Merit-Based Teacher Bonuses Have Little Effect On Student Performance, New York Ends Incentives Program

Should Teachers Earn Performance-Based Bonuses? NYC And Study Says...

Teachers who receive cash incentives don't prove to have more positive attitudes toward their work, nor do they yield better performing students, according to a study released today.

The report by nonprofit research group RAND Corporation studied almost 200 high-needs New York City public schools between 2007 and 2010. During this three-year period, the city distributed $56 million in performance bonuses to school teachers and staff, The New York Times reports.

Consequently, the New York City Department of Education announced Sunday that the program will be discontinued until a more effective compensation model is determined that "differentiate among the performance of our teachers," Education Department spokeswoman Barbara Morgan told The Times.

This change is in line with the National Education Association's view on performance pay for teachers, made public at its annual conference early this month. The NEA's stance "believes that the single salary schedule is the most transparent and equitable system for compensating education employees." The comparatively more neutral phrasing is a shift from an original overt opposition to merit pay.

The RAND study found that the performance bonus program had no effect on how schools performed on annual school progress reports (graded A-F), nor did it have an effect on how students performed. There were also no observed differences among teachers' practices and attitudes between schools that participated in the bonus program and schools that did not.

"Bonuses alone have not proven to be the answer to bettering student achievement," study author Julie Marsh said in a statement Monday. "Educators said bonuses are desirable, but they also said they did not change how they perform their job because of bonuses. Some didn't understand how the program worked, while others did not perceive the bonus as having tremendous value. Still others felt the bonus criteria relied too heavily on test scores. We believe these factors may have actually weakened the motivational effects of the bonus program."

The city's Education Department blame the program's inefficacy on its practice of awarding bonuses to schools as a whole, allowing the individual institutions to divide incentives among teachers as they see fit, the New York Daily News reports.

The study is the most comprehensive on New York City's educator compensation, but isn't the first of its kind. A similar study by the National Center on Performance Incentives at Vanderbilt University also showed that a performance-based bonus program had no effect on student achievement among Nashville schools.
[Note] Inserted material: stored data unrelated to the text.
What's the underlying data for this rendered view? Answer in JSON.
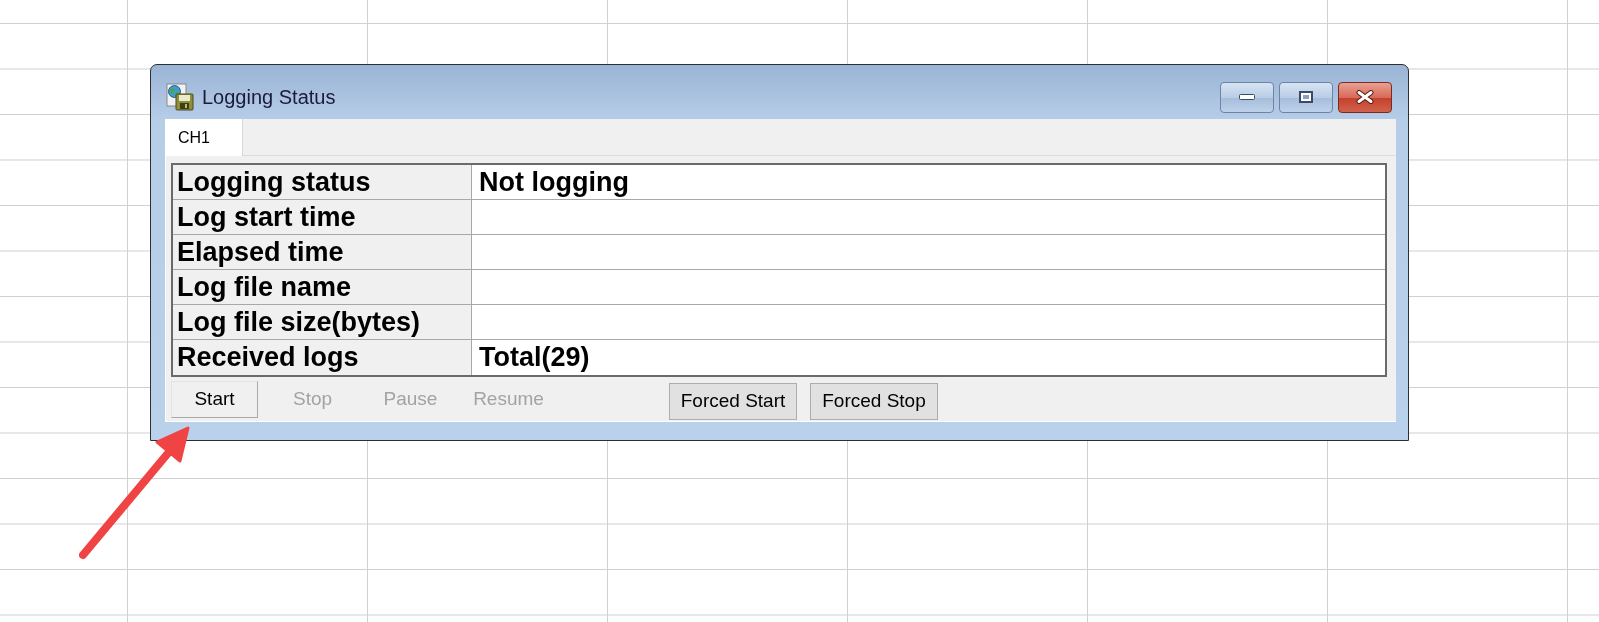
{
  "window": {
    "title": "Logging Status"
  },
  "tabs": [
    {
      "label": "CH1",
      "selected": true
    }
  ],
  "table": {
    "rows": [
      {
        "label": "Logging status",
        "value": "Not logging"
      },
      {
        "label": "Log start time"
      },
      {
        "label": "Elapsed time"
      },
      {
        "label": "Log file name"
      },
      {
        "label": "Log file size(bytes)"
      },
      {
        "label": "Received logs",
        "value": "Total(29)"
      }
    ]
  },
  "logging_buttons": [
    {
      "label": "Start",
      "disabled": false
    },
    {
      "label": "Stop",
      "disabled": true
    },
    {
      "label": "Pause",
      "disabled": true
    },
    {
      "label": "Resume",
      "disabled": true
    }
  ],
  "forced_buttons": [
    {
      "label": "Forced Start",
      "disabled": false
    },
    {
      "label": "Forced Stop",
      "disabled": false
    }
  ]
}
Another study by the National Bureau of Economic Research in March based on a randomized survey of the 200 New York City schools yielded similar results. Researcher Roland G. Fryer writes:

"I find no evidence that teacher incentives increase student performance, attendance, or graduation, nor do I find any evidence that the incentives change student or teacher behavior. If anything, teacher incentives may decrease student achievement, especially in larger schools."

Marsh suggests that a bonus program would be more effective if educators have "buy-in," understand the program and its criteria and see the bonuses as worth putting for an extra effort to earn.
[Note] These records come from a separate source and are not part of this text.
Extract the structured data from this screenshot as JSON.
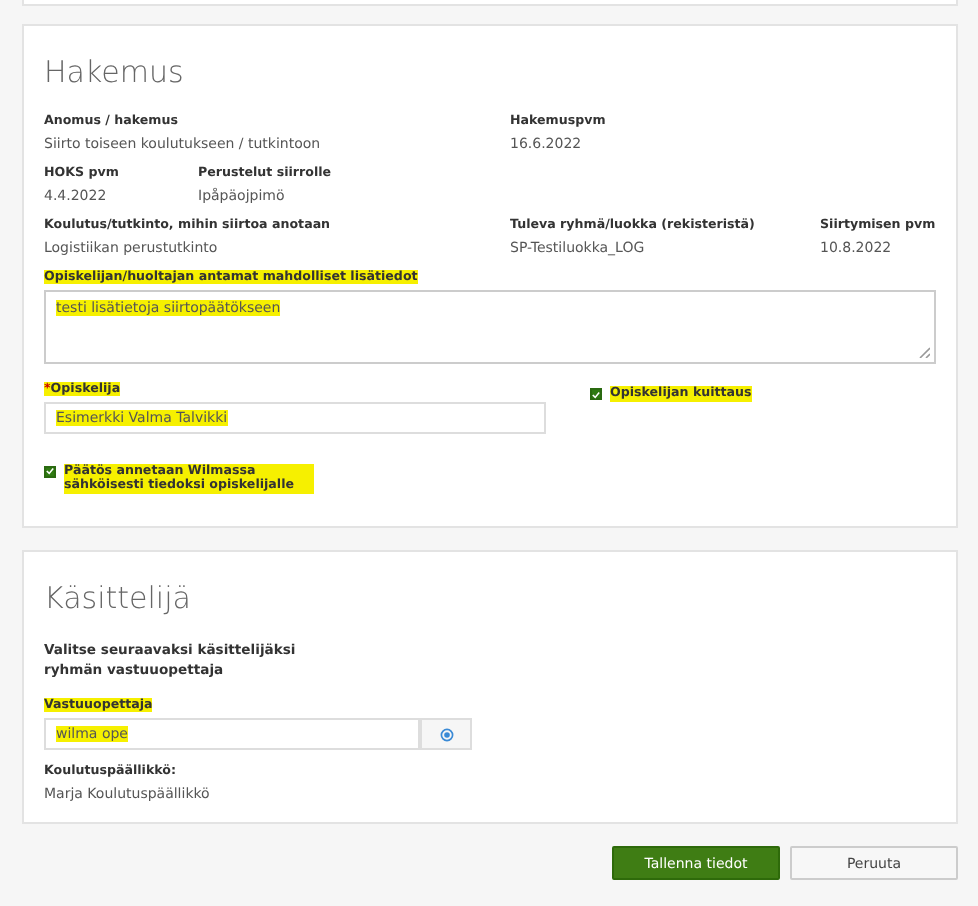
{
  "application": {
    "title": "Hakemus",
    "request": {
      "label": "Anomus / hakemus",
      "value": "Siirto toiseen koulutukseen / tutkintoon"
    },
    "request_date": {
      "label": "Hakemuspvm",
      "value": "16.6.2022"
    },
    "hoks_date": {
      "label": "HOKS pvm",
      "value": "4.4.2022"
    },
    "reasons": {
      "label": "Perustelut siirrolle",
      "value": "Ipåpäojpimö"
    },
    "target_education": {
      "label": "Koulutus/tutkinto, mihin siirtoa anotaan",
      "value": "Logistiikan perustutkinto"
    },
    "future_group": {
      "label": "Tuleva ryhmä/luokka (rekisteristä)",
      "value": "SP-Testiluokka_LOG"
    },
    "transfer_date": {
      "label": "Siirtymisen pvm",
      "value": "10.8.2022"
    },
    "notes": {
      "label": "Opiskelijan/huoltajan antamat mahdolliset lisätiedot",
      "value": "testi lisätietoja siirtopäätökseen",
      "highlighted": true
    },
    "student": {
      "required_mark": "*",
      "label": "Opiskelija",
      "value": "Esimerkki Valma Talvikki",
      "highlighted": true
    },
    "acknowledged": {
      "label": "Opiskelijan kuittaus",
      "checked": true,
      "highlighted": true
    },
    "wilma_notice": {
      "label": "Päätös annetaan Wilmassa sähköisesti tiedoksi opiskelijalle",
      "checked": true,
      "highlighted": true
    }
  },
  "handler": {
    "title": "Käsittelijä",
    "instruction": "Valitse seuraavaksi käsittelijäksi ryhmän vastuuopettaja",
    "teacher": {
      "label": "Vastuuopettaja",
      "value": "wilma ope",
      "highlighted": true
    },
    "manager": {
      "label": "Koulutuspäällikkö:",
      "value": "Marja Koulutuspäällikkö"
    }
  },
  "buttons": [
    {
      "label": "Tallenna tiedot",
      "kind": "primary"
    },
    {
      "label": "Peruuta",
      "kind": "secondary"
    }
  ]
}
"These characteristics were lacking in many schools participating in the New York City program, and were a key reason why some educators said the program did not influence them to change their behavior," she said in the statement.

As New York is looking to close its performance-based incentives program, D.C. Public Schools is shelling out the bonuses for 663 Washington Teachers' Union members for earning the top rating of "highly effective" after the district released its annual assessment results Friday. At the same time, 413 other D.C. educators were let go for being deemed ineffective or failing to comply with licensure requirements. The school system announced the launch of its incentives program last year, allowing teachers to earn up to $26,000 in one-time bonuses for high performance.

The awarded bonuses and educator firings also come at a tumultuous time for DCPS. The district released early this month standardized test results that show overall improvements among its students, but the results and the district's test practices have become the target of an Education Department investigation into alleged cheating among teachers to attain those scores.

Past studies have also shown that clever implementation and execution of cash incentives is key. Research by Scott Jeffrey, an assistant professor in the Department of Management Sciences at the University of Waterloo in Ontario, suggests that people even see tangible non-monetary incentives as more valuable and desirable than cash bonuses.

The RAND study also reflects similar findings: New York teachers surveyed for the study said simple incentives like receiving a high progress report grade or reaching adequate yearly progress goals served more as an impetus to perform throughout the year than a monetary reward.